TRENTO. Un’altra tegola si abbatte sul capo dell’Aquila Basket. Ad Avellino David Lighty ha subito una lesione del menisco del ginocchio destro, forse già martedì sarà sottoposto ad un intervento in artroscopia e ne avrà per almeno quattro settimane. Quindi Salvatore Trainotti – che dovrebbe aver perfezionato l’operazione che vedrà l’altro americano Dominique Sutton tornare a vestire la canotta della Dolomiti Energia al posto del centro “rescisso” Johndre Jefferson – dovrà tornare sul mercato. Il tutto all’indomani di una sconfitta amara ma che – paradossalmente – ha infuso ottimismo nell’ambiente aquilotto come quella del Pala Del Mauro.

«Con Lighty fermo quattro settimane dovremo ingaggiare un nuovo giocatore», conferma il general manager bianconero, che smentisce però di aver pensato a sostituire l’ala americana – costoso “primo violino” del quintetto bianconero non proprio in grande spolvero in questa prima metà della stagione – già nelle scorse settimane.

«Ad Avellino la squadra non mi è dispiaciuta, contro una formazione di lunghi “importanti” abbiamo sofferto, ma ci abbiamo anche “guadagnato” – prosegue Trainotti – Ci sono momenti nei quali non concretizziamo, in questa situazione bisogna valutare se andare avanti così o aggiungere qualcosa».

Servirebbe... un Tony Mitchell: un suo possibile ritorno è il sogno (proibito?) di tanti tifosi bianconeri. «Certo – ammette Trainotti – un realizzatore come Mitchell, un giocatore al quale dare il pallone quando non si trovano sbocchi ci farebbe comodo. Tony è in Israele, ma non l’ho sentito, ve lo assicuro. Teoricamente è un’operazione che potremmo anche permetterci, ma inserire un giocatore come Mitchell in equilibri di squadra che abbiamo appena definito non sarebbe una cosa facile».

La prova più deludente, ad Avellino, è stata quella di Beto Gomes.

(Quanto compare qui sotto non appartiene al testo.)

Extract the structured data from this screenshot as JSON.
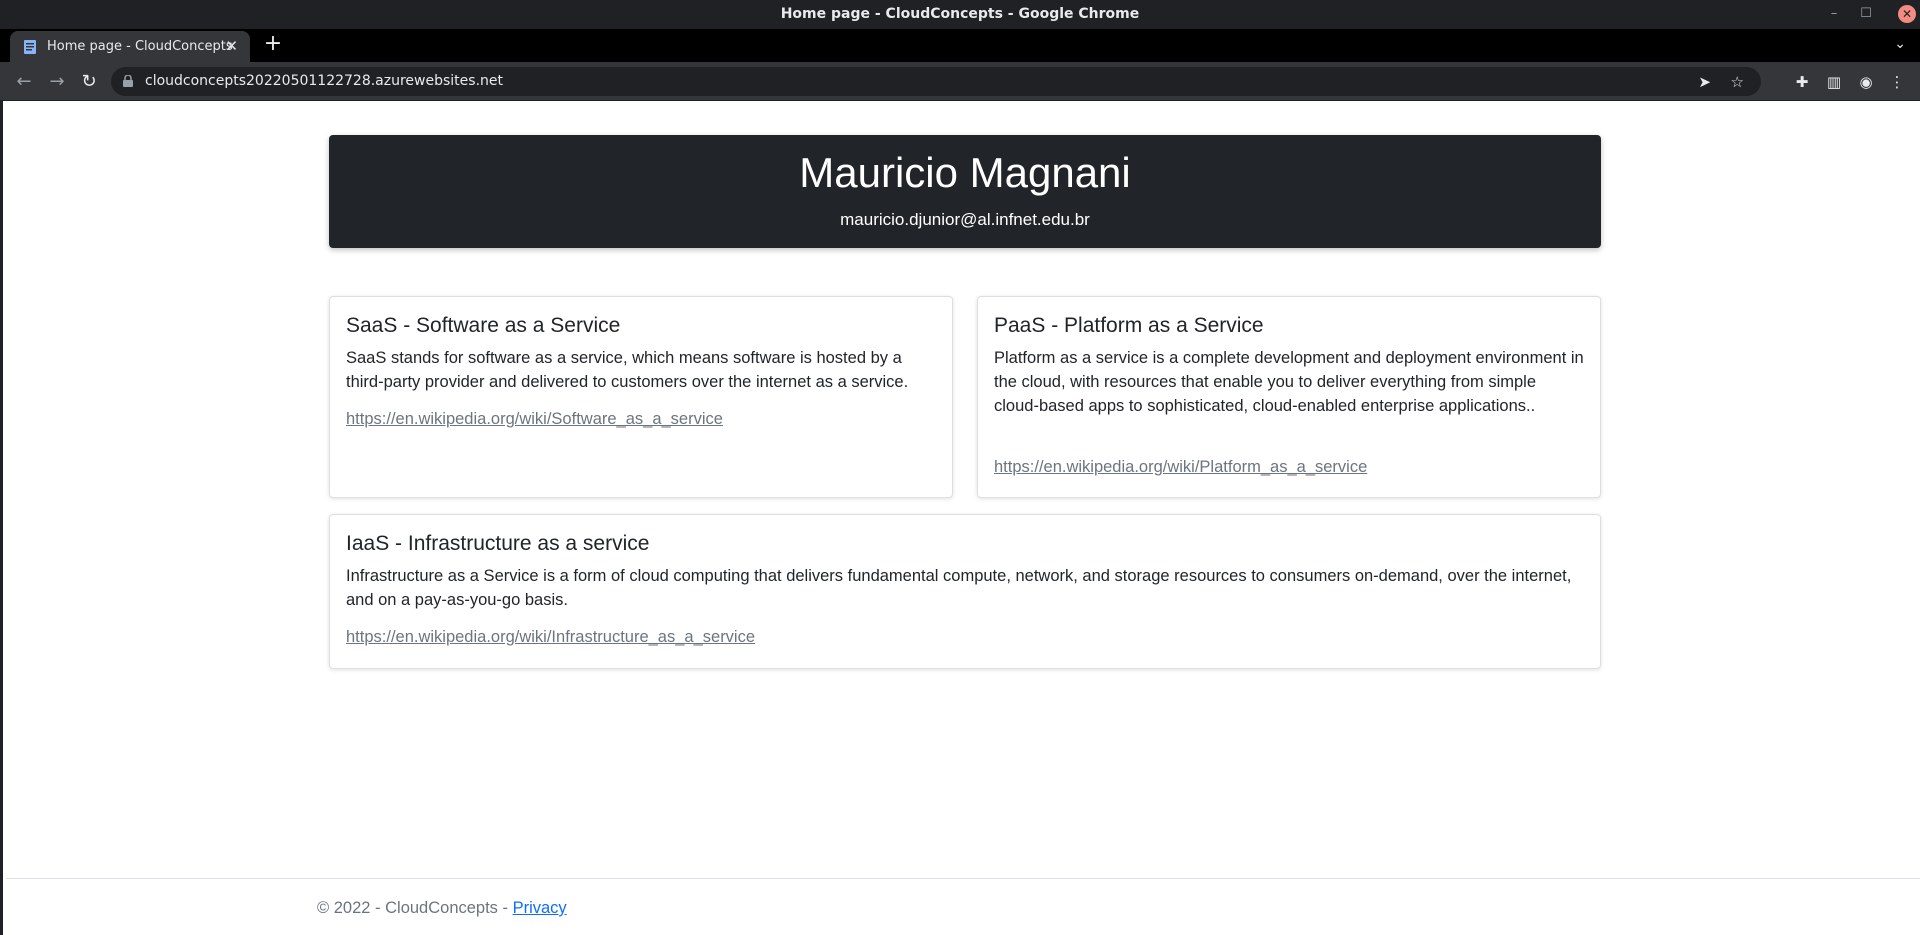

Trainotti difende il portoghese. «Sta passando l’idea che si tratti di un giocatore molle, invece è bravo e serio, è chiaramente in difficoltà psicologica, ma gode dell’appoggio della società e di quello dei suoi compagni di squadra. Ripeto, a noi manca la capacità di concretizzare: o prendi qualcun altro, o lavori su prestazioni come quella di domenica ad Avellino, dove abbiamo iniziato a raccogliere i frutti del lavoro di quest’estate con Baldi Rossi e Moraschini. Non voglio che sia una scusa, ma comunque ci mancava un giocatore».

Insomma, la società di piazzetta Lunelli è di fronte ad un altro passaggio difficile, forse il più delicato, dopo l’entusiasmo delle prime due stagioni nel massimo campionato. «I risultati ovviamente non aiutano – spiega a questo proposito Trainotti – ma, dopo due anni sopra le righe, stiamo cercando di normalizzare la società, tornando a fare quello che dovremmo fare naturalmente, vale a dire lanciare ragazzi sui quali mettere le basi per il nostro futuro».

Sotto questo profilo, non ci sentiamo di biasimare Salvatore Trainotti: meglio costruire giocatori italiani, piuttosto che affidarsi ogni anno ad una “cartata” di stranieri. Ma i costi da sostenere (dopo l’esclusione dalla finale eight, si rischia quella dai playoff, per non parlare di una retrocessione) varranno la candela?